Tuesday, June 9, 2009

Another Tale of the "Hole In The Head Gang"... Sort of.

This tale is only "sort of" a tale of the Hole in the Head Gang in that it just involves yours truly...

Allow me to set the scene for you...

I'm driving along in my mucus green 1973 Ford Galaxy two-door... well it was mostly mucus green, the nose was white since it had been replaced after my aunt killed a VW Rabbit a couple years before I inherited the vehicle in question...

As I was saying, I was tooling along the highway at a nice sedate 65-70mph, minding my own business, while avoiding any law enforcement types.

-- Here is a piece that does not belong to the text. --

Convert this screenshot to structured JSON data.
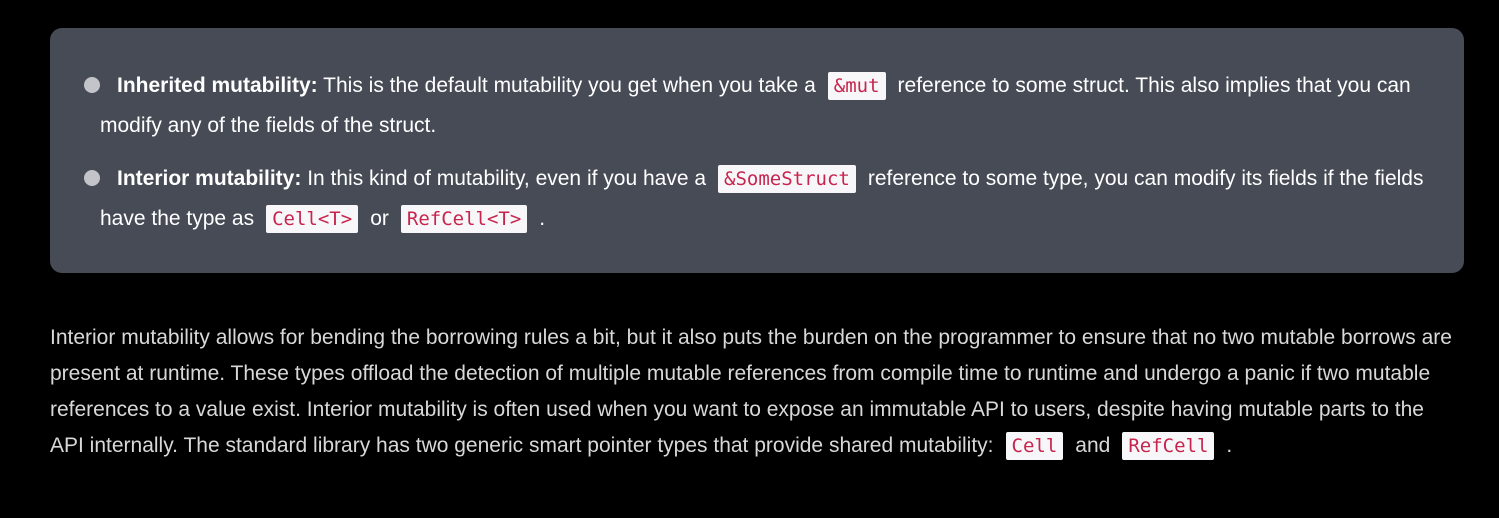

This particular stretch of highway was undergoing some construction of the type where they were cutting ditches across the road and working during the night, then filling them in and patchcoating them so the highway could be used during the day, leaving what can only be described as inverted speedbumps across the roadbed as they tended to settle over the course of the day.

Now, as previously stated I was rolling along, minding my own business, with my recently installed stereo blasting in the background, windows down, and not a care in the world.

Now, bear in mind that I'd been driving this car, in my usual manner, for quite a few months by now... meaning that I routinely beat the ever-loving crap out of it... without so much as a hiccup as far as it's operations were concerned, which makes what happened all the more surprising.

As I fly past the intersection that would have taken me home I'm thinking about the bits and pieces I need to get at the junkyard for my father while a few more miles fly past and I hit... The Bump.

I hit this particular rut across the highway at about 65mph and the first thing I notice is the sound of metal making an odd scraping/tearing sound and the radio cutting out as the back end of the car dropped a foot or so.

At this point my first thought is that the spring shackles I needed to replace finally let go and I dropped the rear axle... a pain in the ass to fix but not catastrophic...

I was wrong...

I was noticing several things at once at this point, the radio cutting out, the engine dying, a whole lot of metal scraping noises, I was sitting at an odd angle, and I was feeling more of a draft than I should.

Looking in the rear view mirror to see where my axle was headed instead gave me a view of my back seat rapidly getting smaller and smaller as I moved away from it... this was not right.

As it turns out, the frame was just a bit rusted and I had managed to tear my Ford completely in half behind the front seats... so, I begin wrestling the now powerless power steering to aim my now bifurcated Ford to the side of the road and... wait.

I turned on my emergency flashers, but this was more out of habit than anything else since the ones on my half of the car were facing the wrong way and the ones on the back half were useless since that half was no longer connected to... well, anything.

Now, also bear in mind that this was before cell phones were anywhere near as ubiquitous as they are today... So after about 15-20 minutes a police car finally deigns to arrive.

After parking his cruiser behind the back half of the Galaxy with his flashers going so some random idiot wont plow into it, he walks the quarter mile distance to where I was seated still in the driver's seat like nothing untoward has happened.

He eventually makes it to my location and knocks on the window, and with all the aplomb I can muster I roll down the window and ask, in all innocence, "Is there a problem, officer?"

With an equal amount of aplomb he looks from me, to my half of the car, and then to the other section of auto back up the road.

After exactly 7¾ seconds he returns his gaze to the section of car I'm in, and then back to me... After yet another pause he tells me, with a perfectly straight face, "I don't know whether to cite you for littering... or leaving the scene of an accident."

So, after a bit of back and forth involving paperwork, reports, the signing of names, and making sure both I and my car were who we claimed to be, he eventually calls a flatbed to drag my debris home.

Now, while this is going on, my father is outside working on the jeep I was supposed to be getting parts for on this little foray and he sees the flatbed coming.

The first thing he notes is me in the cab not looking very pleased and then, as it makes the turn in the road, he sees the remains of the Ford scattered about the bed of the truck, this elicits nothing more than a shake of his head and a return to his wrenching.

As I'm getting out of the truck to direct the deposition of my car's mortal remains all I hear from his quarter is "I don't want to hear about it" and the sound of a ratchet spinning... but the grin on his face tells me I'm never going to live this one down... ever.